Indeed, as we conversed on a bench outside the locker room, Andrews resembled a defensive lineman in his stance, leaning forward in anticipation, poised to pounce. He misses the daily interaction with that group, but coordinator duties dictated a move to coaching linebackers, a group Andrews considers a hybrid of cornerback and lineman personalities.

"I just really felt that I needed to be tied into the coverage aspect, not just the pass rush and the run stopping," Andrews said. "Be able to talk to the secondary guys, be able to talk to the front guys and have a fluid flow there."

"I have never felt real comfortable having a defensive line coach as coordinator," Laycock said. "It's the same thing on offense. I've never really been comfortable having an offensive line coach be a coordinator. I like somebody who's coaching a position and also can see the big picture."

What Andrews sees is a defense in need of fine-tuning rather than overhaul. Headlined by Reilly, Green, linebacker Luke Rhodes and cornerback DeAndre Houston-Carson, William and Mary returns eight starters from a unit that ranked second nationally last season in points allowed at 14.0 per game.

Andrews' terminology will mirror Boone's, and schemes will change little more than the annual tweaks every sage coordinator installs. The status quo strategically is an invitation to failure, and Andrews is blessed with players and staff more than capable of adjusting.

Secondary coach Tom Clark is a veteran Championship Subdivision coordinator and a former head coach at Division III Catholic. Defensive assistant Trey Henderson is entering his ninth year in Williamsburg, while second-year assistant Joe Brady is a former Tribe receiver.
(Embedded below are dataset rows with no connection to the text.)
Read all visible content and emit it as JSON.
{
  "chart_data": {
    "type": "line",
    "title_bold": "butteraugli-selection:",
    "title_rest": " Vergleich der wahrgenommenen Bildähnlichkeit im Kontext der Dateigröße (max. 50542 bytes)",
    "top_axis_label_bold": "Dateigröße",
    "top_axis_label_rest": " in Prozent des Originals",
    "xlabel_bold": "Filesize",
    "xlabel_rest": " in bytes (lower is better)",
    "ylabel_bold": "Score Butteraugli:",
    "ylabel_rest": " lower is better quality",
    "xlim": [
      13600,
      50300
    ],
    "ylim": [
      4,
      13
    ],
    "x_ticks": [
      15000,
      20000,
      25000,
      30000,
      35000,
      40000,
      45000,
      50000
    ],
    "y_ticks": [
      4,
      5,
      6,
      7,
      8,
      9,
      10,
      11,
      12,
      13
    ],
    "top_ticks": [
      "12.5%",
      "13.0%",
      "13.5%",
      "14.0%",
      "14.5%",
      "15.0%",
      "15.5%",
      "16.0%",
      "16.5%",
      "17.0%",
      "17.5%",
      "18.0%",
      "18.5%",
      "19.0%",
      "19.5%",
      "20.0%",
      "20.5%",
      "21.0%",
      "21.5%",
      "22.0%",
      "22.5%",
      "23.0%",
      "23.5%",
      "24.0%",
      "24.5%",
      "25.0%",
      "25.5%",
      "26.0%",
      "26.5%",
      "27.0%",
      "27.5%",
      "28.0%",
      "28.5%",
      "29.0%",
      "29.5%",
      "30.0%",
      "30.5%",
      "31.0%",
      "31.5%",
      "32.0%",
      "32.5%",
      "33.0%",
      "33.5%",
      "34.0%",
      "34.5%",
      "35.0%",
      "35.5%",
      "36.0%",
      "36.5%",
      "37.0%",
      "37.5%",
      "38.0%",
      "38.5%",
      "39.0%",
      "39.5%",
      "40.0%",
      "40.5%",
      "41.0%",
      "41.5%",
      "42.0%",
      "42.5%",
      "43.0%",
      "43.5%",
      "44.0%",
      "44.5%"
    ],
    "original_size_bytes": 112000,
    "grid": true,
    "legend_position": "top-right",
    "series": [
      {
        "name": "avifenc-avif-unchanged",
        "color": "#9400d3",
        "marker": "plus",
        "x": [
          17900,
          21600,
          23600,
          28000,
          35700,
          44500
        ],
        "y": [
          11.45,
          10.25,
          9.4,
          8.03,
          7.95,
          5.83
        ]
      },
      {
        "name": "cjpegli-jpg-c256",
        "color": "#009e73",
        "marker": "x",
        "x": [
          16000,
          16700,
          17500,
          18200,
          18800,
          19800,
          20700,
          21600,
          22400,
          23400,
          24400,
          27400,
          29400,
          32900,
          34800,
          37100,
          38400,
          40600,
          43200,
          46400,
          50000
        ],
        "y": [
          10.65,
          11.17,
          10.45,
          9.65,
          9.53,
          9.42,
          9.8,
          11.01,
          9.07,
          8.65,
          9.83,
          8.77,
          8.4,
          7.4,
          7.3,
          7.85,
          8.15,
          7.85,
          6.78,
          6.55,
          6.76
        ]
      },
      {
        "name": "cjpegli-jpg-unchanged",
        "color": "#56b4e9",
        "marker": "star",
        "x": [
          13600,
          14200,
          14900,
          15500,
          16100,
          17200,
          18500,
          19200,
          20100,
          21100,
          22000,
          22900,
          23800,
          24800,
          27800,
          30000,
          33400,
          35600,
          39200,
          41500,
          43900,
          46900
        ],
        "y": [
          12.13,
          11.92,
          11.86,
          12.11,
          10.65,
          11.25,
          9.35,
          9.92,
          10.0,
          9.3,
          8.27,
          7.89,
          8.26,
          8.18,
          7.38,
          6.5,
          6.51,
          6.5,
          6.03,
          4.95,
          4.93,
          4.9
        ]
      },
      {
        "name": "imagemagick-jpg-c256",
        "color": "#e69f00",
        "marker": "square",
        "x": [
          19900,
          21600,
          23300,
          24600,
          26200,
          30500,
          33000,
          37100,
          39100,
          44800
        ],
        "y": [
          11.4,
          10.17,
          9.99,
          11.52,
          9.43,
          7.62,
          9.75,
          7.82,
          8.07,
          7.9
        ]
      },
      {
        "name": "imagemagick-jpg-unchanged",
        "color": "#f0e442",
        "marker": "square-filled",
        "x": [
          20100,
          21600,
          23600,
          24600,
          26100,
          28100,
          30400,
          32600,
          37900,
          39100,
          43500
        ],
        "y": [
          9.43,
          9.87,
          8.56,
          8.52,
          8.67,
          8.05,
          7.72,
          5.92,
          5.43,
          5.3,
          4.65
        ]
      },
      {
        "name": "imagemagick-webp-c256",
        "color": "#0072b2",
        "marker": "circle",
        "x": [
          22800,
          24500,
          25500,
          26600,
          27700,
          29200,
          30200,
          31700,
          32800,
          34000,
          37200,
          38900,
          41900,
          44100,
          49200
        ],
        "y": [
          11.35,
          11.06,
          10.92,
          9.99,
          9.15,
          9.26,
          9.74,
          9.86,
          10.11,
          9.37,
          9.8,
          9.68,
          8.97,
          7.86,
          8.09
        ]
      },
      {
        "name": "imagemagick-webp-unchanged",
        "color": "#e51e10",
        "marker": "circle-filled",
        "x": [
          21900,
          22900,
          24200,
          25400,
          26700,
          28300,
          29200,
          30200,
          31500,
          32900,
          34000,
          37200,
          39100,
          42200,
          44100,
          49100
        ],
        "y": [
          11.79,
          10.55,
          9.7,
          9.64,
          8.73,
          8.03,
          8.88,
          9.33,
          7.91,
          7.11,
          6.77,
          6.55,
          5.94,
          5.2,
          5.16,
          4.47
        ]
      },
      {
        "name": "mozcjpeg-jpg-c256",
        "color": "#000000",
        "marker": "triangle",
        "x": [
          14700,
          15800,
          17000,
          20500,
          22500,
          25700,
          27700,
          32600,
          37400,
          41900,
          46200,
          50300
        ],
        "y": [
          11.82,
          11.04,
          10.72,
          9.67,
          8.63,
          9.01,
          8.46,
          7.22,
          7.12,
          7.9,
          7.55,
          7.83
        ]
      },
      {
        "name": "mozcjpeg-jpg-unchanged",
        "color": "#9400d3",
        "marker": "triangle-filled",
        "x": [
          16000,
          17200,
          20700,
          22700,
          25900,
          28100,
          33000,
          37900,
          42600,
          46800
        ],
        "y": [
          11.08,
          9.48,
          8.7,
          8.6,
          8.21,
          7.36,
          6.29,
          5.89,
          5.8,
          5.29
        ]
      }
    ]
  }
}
Even the rookie of the bunch, new defensive line coach Kevin Lewis, meshes well with Andrews since both consider Virginia Tech d-line coach Charley Wiles a mentor. Lewis was a three-year starter under Wiles and was a senior on the Hokies' 2004 ACC championship team.

But it's the first-team, All-Colonial Athletic Association core of Rhoads, Green and Reilly that make William and Mary a good bet to improve upon last season's 7-5 record and reach the Championship Subdivision playoffs.

"What you see is guys like Luke and Airek and Mike," Andrews said, "and they make the guys around them better. So you see (safety Jared) Velazquez, for example, he was a (sophomore) last year and had that game-changing 90-yard pick (return for touchdown against James Madison). The guys up front put some pressure on the quarterback (on that play). So not only do they make game-changing plays. They give others the chance to do so."

When Shoop left for Vanderbilt prior to the 2011 season, Laycock elevated Boone. With the Tribe enjoying its longest stretch of defensive excellence in Laycock's 35 years, Andrews' ascension was just as logical.

"It was a no-brainer," Laycock said. "Trevor's done a great job. The thing about him, every responsibility or task he's taken on, he's done a very good job."